Network architecture for a topological quantum computer in silicon

A design for a large-scale surface code quantum processor based on a node/network approach is introduced for semiconductor quantum dot spin qubits. The minimal node contains only seven quantum dots, and nodes are separated on the micron scale, creating useful space for wiring interconnects and integration of conventional transistor circuits. Entanglement is distributed between neighbouring nodes by loading spin singlets locally and then shuttling one member of the pair through a linear array of empty dots. A node contains one data qubit, two ancilla qubits, and additional dots to facilitate electron shuttling and measurement of the ancillas. A four-node GHZ state is realized by sharing three internode singlets followed by local gate operations and ancilla measurements.

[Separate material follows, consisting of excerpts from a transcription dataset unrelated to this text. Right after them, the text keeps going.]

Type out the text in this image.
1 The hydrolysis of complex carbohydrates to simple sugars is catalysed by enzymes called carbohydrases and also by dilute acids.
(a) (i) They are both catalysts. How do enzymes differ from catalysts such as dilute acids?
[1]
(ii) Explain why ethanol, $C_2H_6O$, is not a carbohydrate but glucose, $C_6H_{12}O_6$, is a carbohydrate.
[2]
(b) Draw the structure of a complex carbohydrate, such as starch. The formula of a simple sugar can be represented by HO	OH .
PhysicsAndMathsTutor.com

Further local operations produce an X or Z stabilizer on the four data qubits, which is the fundamental operation of the surface code. Electron shuttling is simulated in the single-valley case using a simple gate electrode geometry without explicit barrier gates, and demonstrates that adiabatic transport is possible on timescales that do not present a speed bottleneck to the processor. An important shuttling error in a clean system is uncontrolled phase rotation of the spin due to modulation of the electronic g-factor during transport, owing to the Stark effect. This error can be reduced by appropriate electrostatic tuning of the stationary electron's g-factor. While these simulations are unrealistic in neglecting spin-orbit, valley and decoherence effects, they are realistic with respect to the gate-induced potential landscape and are a first step towards more realistic modelling. Using reasonable noise models, we estimate error thresholds with respect to single and two-qubit gate fidelities as well as singlet dephasing errors during shuttling. A twirling protocol transforms the non-Pauli noise associated with exchange gate operations into Pauli noise, making it possible to use the Gottesman-Knill theorem to efficiently simulate large codes.